Form the general solution

Using the roots found, the general solution is a combination of the two series solutions: For \( r = 3 \): \[ y_{1} = \sum_{n=0}^{\infty} a_{n} x^{n+3} \] For \( r = -2 \): \[ y_{2} = \sum_{n=0}^{\infty} a_{n} x^{n-2} \] Thus, the general solution is: \[ y = C_{1} y_{1} + C_{2} y_{2} \]

Key concepts

differential equations

Differential equations involve functions and their derivatives. These equations describe a relationship between a function and its rates of change. In this exercise, we deal with a second-order linear differential equation expressed as: \[ x^{2} y'' - 6y = 0 \] Second-order indicates that the highest derivative is the second derivative. Understanding these equations is crucial as they model many physical and engineering systems. The goal is to find the function y that satisfies this relationship.

power series solutions

A power series is a series of the form \( \sum_{n=0}^{\infty} a_{n} x^{n} \).

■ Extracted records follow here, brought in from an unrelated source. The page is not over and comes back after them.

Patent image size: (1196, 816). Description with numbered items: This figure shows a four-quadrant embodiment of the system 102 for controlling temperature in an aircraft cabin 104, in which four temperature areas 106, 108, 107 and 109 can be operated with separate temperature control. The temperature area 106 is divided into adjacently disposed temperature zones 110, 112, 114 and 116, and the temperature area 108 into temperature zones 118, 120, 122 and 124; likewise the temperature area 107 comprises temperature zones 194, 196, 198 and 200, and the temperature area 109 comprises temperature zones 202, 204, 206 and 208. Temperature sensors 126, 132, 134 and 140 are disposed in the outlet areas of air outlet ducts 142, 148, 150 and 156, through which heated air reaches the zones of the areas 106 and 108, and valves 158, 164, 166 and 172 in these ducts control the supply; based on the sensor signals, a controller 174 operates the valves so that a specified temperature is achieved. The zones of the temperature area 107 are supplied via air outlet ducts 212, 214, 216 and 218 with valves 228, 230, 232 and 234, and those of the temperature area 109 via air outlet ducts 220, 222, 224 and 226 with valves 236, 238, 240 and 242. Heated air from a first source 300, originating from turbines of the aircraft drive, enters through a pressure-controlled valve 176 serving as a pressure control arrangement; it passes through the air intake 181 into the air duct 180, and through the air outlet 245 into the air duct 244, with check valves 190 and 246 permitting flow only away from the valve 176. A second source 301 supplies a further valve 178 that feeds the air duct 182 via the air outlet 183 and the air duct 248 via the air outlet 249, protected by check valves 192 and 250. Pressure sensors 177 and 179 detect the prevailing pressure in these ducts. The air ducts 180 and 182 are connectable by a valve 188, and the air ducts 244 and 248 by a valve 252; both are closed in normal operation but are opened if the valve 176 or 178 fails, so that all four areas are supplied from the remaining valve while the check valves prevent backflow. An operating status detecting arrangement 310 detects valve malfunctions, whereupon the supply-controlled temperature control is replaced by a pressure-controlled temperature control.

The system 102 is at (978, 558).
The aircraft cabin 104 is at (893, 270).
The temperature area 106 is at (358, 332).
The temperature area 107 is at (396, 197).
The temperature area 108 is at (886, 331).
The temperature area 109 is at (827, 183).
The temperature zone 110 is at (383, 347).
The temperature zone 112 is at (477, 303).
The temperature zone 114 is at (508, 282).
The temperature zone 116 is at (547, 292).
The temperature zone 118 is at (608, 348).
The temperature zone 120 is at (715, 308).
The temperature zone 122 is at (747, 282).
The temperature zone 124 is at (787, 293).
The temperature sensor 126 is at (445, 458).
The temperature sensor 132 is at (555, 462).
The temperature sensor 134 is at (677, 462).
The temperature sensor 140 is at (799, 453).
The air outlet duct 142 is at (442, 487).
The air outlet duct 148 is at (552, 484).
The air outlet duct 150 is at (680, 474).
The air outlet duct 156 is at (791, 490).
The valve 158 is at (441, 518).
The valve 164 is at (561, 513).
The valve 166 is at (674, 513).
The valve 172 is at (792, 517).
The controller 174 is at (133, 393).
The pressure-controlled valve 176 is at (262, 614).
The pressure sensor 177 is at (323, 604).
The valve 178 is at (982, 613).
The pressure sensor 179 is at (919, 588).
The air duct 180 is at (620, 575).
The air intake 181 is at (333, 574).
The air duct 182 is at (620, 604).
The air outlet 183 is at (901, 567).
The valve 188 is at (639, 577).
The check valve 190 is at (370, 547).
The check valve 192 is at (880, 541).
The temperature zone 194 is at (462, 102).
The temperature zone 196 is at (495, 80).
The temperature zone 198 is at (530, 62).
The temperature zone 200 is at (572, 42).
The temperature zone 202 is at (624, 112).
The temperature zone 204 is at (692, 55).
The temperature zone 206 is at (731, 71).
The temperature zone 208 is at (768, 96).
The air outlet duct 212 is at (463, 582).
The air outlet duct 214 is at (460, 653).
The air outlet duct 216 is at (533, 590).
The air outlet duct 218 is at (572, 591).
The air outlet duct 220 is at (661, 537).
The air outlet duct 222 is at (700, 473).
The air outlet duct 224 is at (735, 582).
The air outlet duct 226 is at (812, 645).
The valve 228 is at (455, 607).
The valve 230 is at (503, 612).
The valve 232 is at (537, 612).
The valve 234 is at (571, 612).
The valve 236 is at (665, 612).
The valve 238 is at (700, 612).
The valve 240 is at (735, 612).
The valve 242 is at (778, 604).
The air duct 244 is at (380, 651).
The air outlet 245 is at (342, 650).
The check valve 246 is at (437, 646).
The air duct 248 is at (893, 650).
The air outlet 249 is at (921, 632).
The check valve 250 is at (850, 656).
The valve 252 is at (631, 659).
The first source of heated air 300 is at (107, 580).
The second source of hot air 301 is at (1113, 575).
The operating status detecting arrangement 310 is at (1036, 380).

For our differential equation, we assume a solution in the generalized power series form: \[ y = \sum_{n=0}^{\infty} a_{n} x^{n+r} \] Here, \( a_n \) are the coefficients and r are fixed numbers determined by the indicial equation. This method lets us express solutions in a series to solve differential equations when standard methods fail or are too complex.

indicial equation

The indicial equation helps find possible values for r that allow the series solution to work. It's derived by equating the lowest power coefficient of x in the series solution to zero. From our example, the indicial equation was obtained from: \[ (n+r)(n+r-1)-6=0 \] Solving this gives: \[ r=3, \ r=-2 \] These values of r are crucial as they help determine the form of the basic solutions and ensure the correctness of our power series.

characteristic equations

The characteristic equation is a polynomial derived from a linear differential equation. Specifically, for the indicial equation, it facilitates finding the roots of r in the power series solution method. Expanding: \[ \sum_{n=0}^{\infty} a_{n} [(n+r)(n+r-1)-6] x^{n+r} = 0 \] Results in the characteristic equation by equating the factor of x to zero: \[ r(r-1)-6=0 \] It simplifies solving the linear second-order differential equations by providing the roots directly related to the differential equation's behavior.

general solutions

The general solution combines all independent solutions derived from the roots of the indicial equation. For our example, the roots r=3 and r=-2 give two basic series solutions:

• For \( r=3 \): \( y_1 = \sum_{n=0}^{\infty} a_{n} x^{n+3} \)
• For \( r=-2 \): \( y_2 = \sum_{n=0}^{\infty} a_{n} x^{n-2} \)

Thus, the general solution is a linear combination of these as: \[ y = C_1 y_1 + C_2 y_2 \] where \( C_1 \) and \( C_2 \) are arbitrary constants. This form covers all possible solutions, making it fundamental in understanding the complete behavior of the differential equation.